O secretário da Receita Federal, Jorge Rachid, disse que o governo não pode dar continuidade, neste momento, ao processo de desoneração dos impostos, porque o País quebra. Essa parada estratégica, segundo ele, ocorrerá pelo tempo necessário para que a Receita possa avaliar o nível da arrecadação, depois da edição das chamadas medidas provisórias do bem - as MPs do Bem.

'Temos que dar uma parada estratégica para verificar se a arrecadação está sustentável. Se a receita ficar abaixo dos gastos, nós quebramos o País', disse ele, manifestando preocupação da secretaria com o equilíbrio das contas públicas. Rachid afirma, em entrevista ao Estado, que a discussão em torno da carga tributária é 'emocional'. 'A Receita cumpre a Lei. Não cobra nem mais nem menos impostos', disse.

O governo e o ministério da Fazenda, segundo ele, definem as medidas de desoneração de impostos e essas medidas são submetidas ao crivo da Receita. Rachid defende a intervenção da Secretaria nesse processo e afirma que o 'papel da Receita é dizer não' todas as vezes que se identifica que determinada medida pode acarretar distorções entre os diversos setores econômicos.
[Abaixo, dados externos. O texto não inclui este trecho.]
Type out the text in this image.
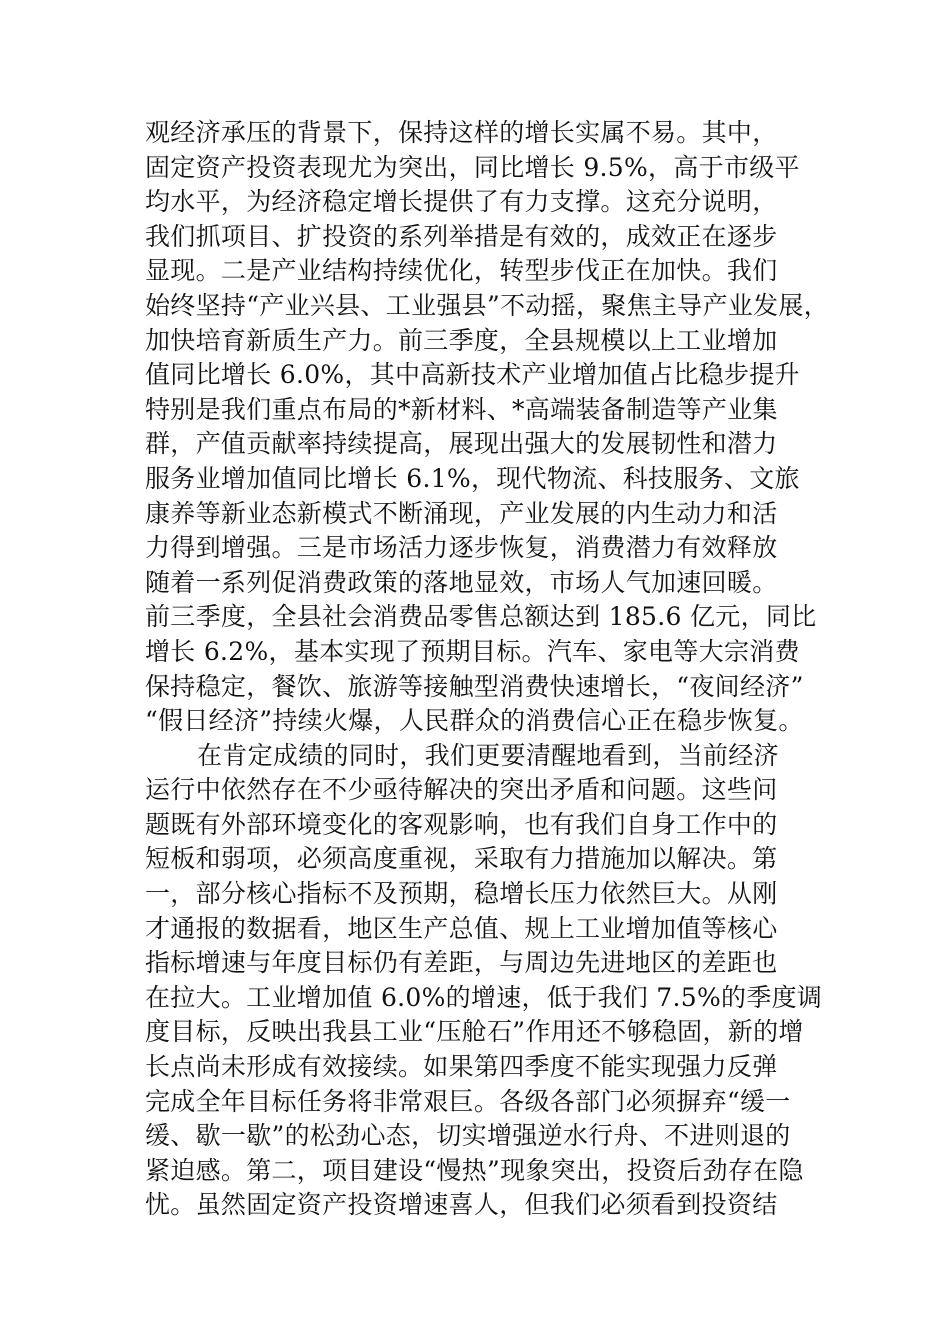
观经济承压的背景下，保持这样的增长实属不易。其中，
固定资产投资表现尤为突出，同比增长 9.5%，高于市级平
均水平，为经济稳定增长提供了有力支撑。这充分说明，
我们抓项目、扩投资的系列举措是有效的，成效正在逐步
显现。二是产业结构持续优化，转型步伐正在加快。我们
始终坚持“产业兴县、工业强县”不动摇，聚焦主导产业发展，
加快培育新质生产力。前三季度，全县规模以上工业增加
值同比增长 6.0%，其中高新技术产业增加值占比稳步提升
特别是我们重点布局的*新材料、*高端装备制造等产业集
群，产值贡献率持续提高，展现出强大的发展韧性和潜力
服务业增加值同比增长 6.1%，现代物流、科技服务、文旅
康养等新业态新模式不断涌现，产业发展的内生动力和活
力得到增强。三是市场活力逐步恢复，消费潜力有效释放
随着一系列促消费政策的落地显效，市场人气加速回暖。
前三季度，全县社会消费品零售总额达到 185.6 亿元，同比
增长 6.2%，基本实现了预期目标。汽车、家电等大宗消费
保持稳定，餐饮、旅游等接触型消费快速增长，“夜间经济”
“假日经济”持续火爆，人民群众的消费信心正在稳步恢复。
在肯定成绩的同时，我们更要清醒地看到，当前经济
运行中依然存在不少亟待解决的突出矛盾和问题。这些问
题既有外部环境变化的客观影响，也有我们自身工作中的
短板和弱项，必须高度重视，采取有力措施加以解决。第
一，部分核心指标不及预期，稳增长压力依然巨大。从刚
才通报的数据看，地区生产总值、规上工业增加值等核心
指标增速与年度目标仍有差距，与周边先进地区的差距也
在拉大。工业增加值 6.0%的增速，低于我们 7.5%的季度调
度目标，反映出我县工业“压舱石”作用还不够稳固，新的增
长点尚未形成有效接续。如果第四季度不能实现强力反弹
完成全年目标任务将非常艰巨。各级各部门必须摒弃“缓一
缓、歇一歇”的松劲心态，切实增强逆水行舟、不进则退的
紧迫感。第二，项目建设“慢热”现象突出，投资后劲存在隐
忧。虽然固定资产投资增速喜人，但我们必须看到投资结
Com a imagem desgastada pelo aumento da carga tributária, que chegou ao nível recorde de 37, 37% do Produto Interno Bruto (PIB) em 2005 - patamar considerado insustentável para uma economia que precisa crescer, como a brasileira - a Receita passou a ser identificada pela 'sanha' arrecadatória. Essa fama se dissemina na população, mas isso não intimida o secretário. Para ele, o papel do Fisco é esse mesmo, 'ser duro'.

A seguir os principais trechos da entrevista.

Os sucessivos aumentos da carga tributária colocam a Receita na berlinda. Isso não incomoda?

A Receita cumpre a lei e não cobra nem mais nem menos impostos. A discussão sobre a carga tributária é muito emocional. Houve uma arrecadação maior entre 2004 e 2005 porque houve uma elevação dos tributos incidentes sobre o lucro das empresas. As empresas tiveram maior lucratividade, seguramente porque o ambiente de negócios melhorou. Nós tivemos crescimento econômico e nenhum aumento de carga nos últimos anos. O que está havendo é que mais contribuintes estão pagando impostos, por exemplo, com o maior número de pessoas com emprego formal. E também é inconteste o fato de que houve um aumento da eficiência da administração tributária.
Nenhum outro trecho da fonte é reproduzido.